Paichel goûta à du steak d’oiseau monstre. Il s’attendait à manger de la viande crue mais il aurait dû savoir que le feu des hommes de la préhistoire cuisait aussi bien que celui du moyen âge. Ce rapace goûtait le poisson ! Que voulez-vous, si la viande de chevreuil ou d’orignal goûte le sapin à un certain temps de l’année, celle du Giou goûtait le poisson à l’année. Ce volatile mangeait n’importe quoi et n’importe qui. C’était un charognard et un gobe-tout-rond. Il était toutefois le plus stupide des oiseaux de la création puisqu’il lui arrivait d’avaler un tas de cailloux avant de s’élancer au-dessus de la rivière. Il perdait vite de l’altitude et chutait finalement au fond de l’eau pour s’y noyer. Soit qu’il était vraiment stupide ou bien suicidaire par nature. On ne le saura jamais puisqu’il disparut comme tant d’autres oiseaux bizarres de l’époque.

La première nuit dans ce monde primitif se fit à la belle étoile. Paichel ne dormait pas; du moins il n’y arrivait pas. Il cherchait à communiquer avec ces hommes qui se donnaient le nom de FIOU-FIOU, les paresseux. Oui, il faut le préciser, cette tribu était loin de représenter les ancêtres véritables de l’Homo Sapiens ou encore, L’HOMME AU SAPIN, comme se plairait à dire Paichel. Non, ces gens étaient venus de très loin pour échapper à une autre tribu Néandertalienne. Des guerres entre familles datent depuis Caïn et Abel. Personne ne devrait toutefois les accuser de quoi que se soit puisque les guerres ont même divisé les anges dans le ciel. On dirait que c’est dans l’air...

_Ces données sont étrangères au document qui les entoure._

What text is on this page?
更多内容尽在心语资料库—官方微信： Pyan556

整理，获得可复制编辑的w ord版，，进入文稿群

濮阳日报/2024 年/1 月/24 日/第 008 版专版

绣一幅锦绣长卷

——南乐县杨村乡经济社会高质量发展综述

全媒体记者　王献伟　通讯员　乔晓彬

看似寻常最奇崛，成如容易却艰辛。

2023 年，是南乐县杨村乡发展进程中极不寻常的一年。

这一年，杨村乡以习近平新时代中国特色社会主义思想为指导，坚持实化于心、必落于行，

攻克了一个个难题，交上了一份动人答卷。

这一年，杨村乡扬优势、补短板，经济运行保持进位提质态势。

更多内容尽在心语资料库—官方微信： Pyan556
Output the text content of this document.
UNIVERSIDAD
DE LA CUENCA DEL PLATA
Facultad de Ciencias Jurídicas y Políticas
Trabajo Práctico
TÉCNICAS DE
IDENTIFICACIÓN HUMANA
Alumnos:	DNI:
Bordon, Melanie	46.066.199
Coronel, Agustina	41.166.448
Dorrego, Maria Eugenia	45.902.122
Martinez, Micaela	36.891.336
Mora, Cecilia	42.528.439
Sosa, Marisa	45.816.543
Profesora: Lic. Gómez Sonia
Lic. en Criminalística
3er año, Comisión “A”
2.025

Au petit jour, notre homme suivit les chasseurs. On avait pratiqué un grand trou au milieu de la plaine et on attendait l’arrivée d’un troupeau de Mammouths. Ces bêtes immenses et surtout dangereuses prenaient toujours cette direction pour se rendre à la rivière. Il suffisait d’attendre qu’un imprudent tombe dans le trou pour ensuite lui introduire des genres de pieux dans les flancs. Puis, on retirait les défenses énormes pour s’en servir comme traîneau. On plaçait des morceaux de viande sur ces lisses improvisées après avoir dépecé l’animal. Cela prenait deux jours et parfois trois. Paichel songea à inventer la roue pour justement permettre à ces chasseurs de transporter facilement le gibier dans une charrette. Il savait comment faire et la termina au cours d’une autre expédition similaire. Toutefois, ses roues de bois firent frémir d’horreur les chasseurs. Ils reculèrent en voyant cet objet rond en train de rouler sur le sol. Paichel ignorait qu’il venait de profaner un symbole sacré. Les roues étaient rondes comme le soleil. Il fallait être vraiment naïf pour croire que les primitifs ignoraient le principe de la roue. Ils refusaient de voir le symbole lunaire (pleine lune) et solaire, rouler sur la terre. Le cercle de bois fabriqué par le pauvre homme du futur fut jeté en bas d’une falaise et les primitifs le forcèrent à fixer le soleil. En effet, il était rond et par conséquent, tous les objets ronds devaient symboliser le soleil. Ce jour-là, le pauvre Paichel comprit que la roue serait utilisée uniquement lorsque les hommes se croiraient aussi puissants que le soleil. En attendant, on ne devait pas lui voler sa forme pour accomplir des travaux humains. Une pierre qui roulait en bas d’une colline devenait sacrée et personne n’avait le droit de la déplacer.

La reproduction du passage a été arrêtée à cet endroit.